9. Analyze the author’s rhetorical use of the OT.
These are incredibly helpful steps which will help us take seriously the immediate meaning of OT passages and their ultimate connection to Christ.
Modern readers are most familiar with the grammar and history of the OT and NT texts. We are not quite as familiar with the process of showing how the OT (and NT) passages teach about Jesus. Beal helps modern readers to understand how ancient readers saw Christ in OT passages through the presuppositions which the readers held. These five presuppositions which help us to understand how and why we should see Christ in OT passages the way NT writers did are:
1. Corporate solidarity or representation is assumed.
2. On the basis of point 1 above, Christ is viewed as representing the true Israel of the OT and the true Israel—the church—in the NT.

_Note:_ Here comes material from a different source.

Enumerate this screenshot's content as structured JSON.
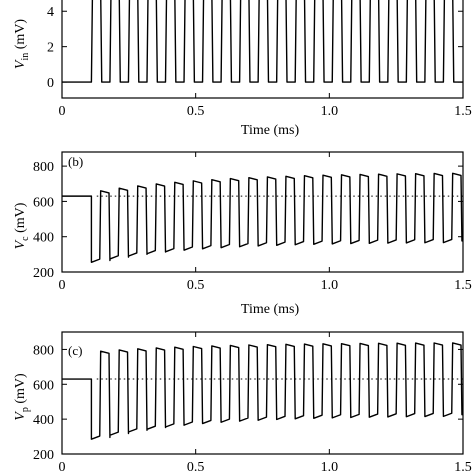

3. History is unified by a wise and sovereign plan so that the earlier parts are designed to correspond and point to the later parts (cf. Matt. 11:13–14).
4. The age of eschatological fulfillment has come but has not been fully consummated in Christ.
5. As a consequence of point 4, it may be deduced that the later parts of biblical history function as the broader context to interpret earlier parts because they all have the same, ultimate divine author, who inspires the various human authors. One deduction from this premise is that Christ and his glory as the end-time center and goal of redemptive history are the key to interpreting the earlier portions of the OT and its promises.
In these five presuppositions, there is an emphasis on Christ’s connection to his people as a representative. The life of the people is connected to Christ just as the life of Christ is connected to the people. These presuppositions will help us to see how NT authors, like Matthew and the writer of Hebrews, saw Christ in passages we might not using only grammatical studies.
 G. K. Beale, Handbook on the New Testament Use of the Old Testament: Exegesis and Interpretation (Grand Rapids, MI: Baker Academic, 2012), 42–43.
 G. K. Beale, Handbook on the New Testament Use of the Old Testament: Exegesis and Interpretation (Grand Rapids, MI: Baker Academic, 2012), 53.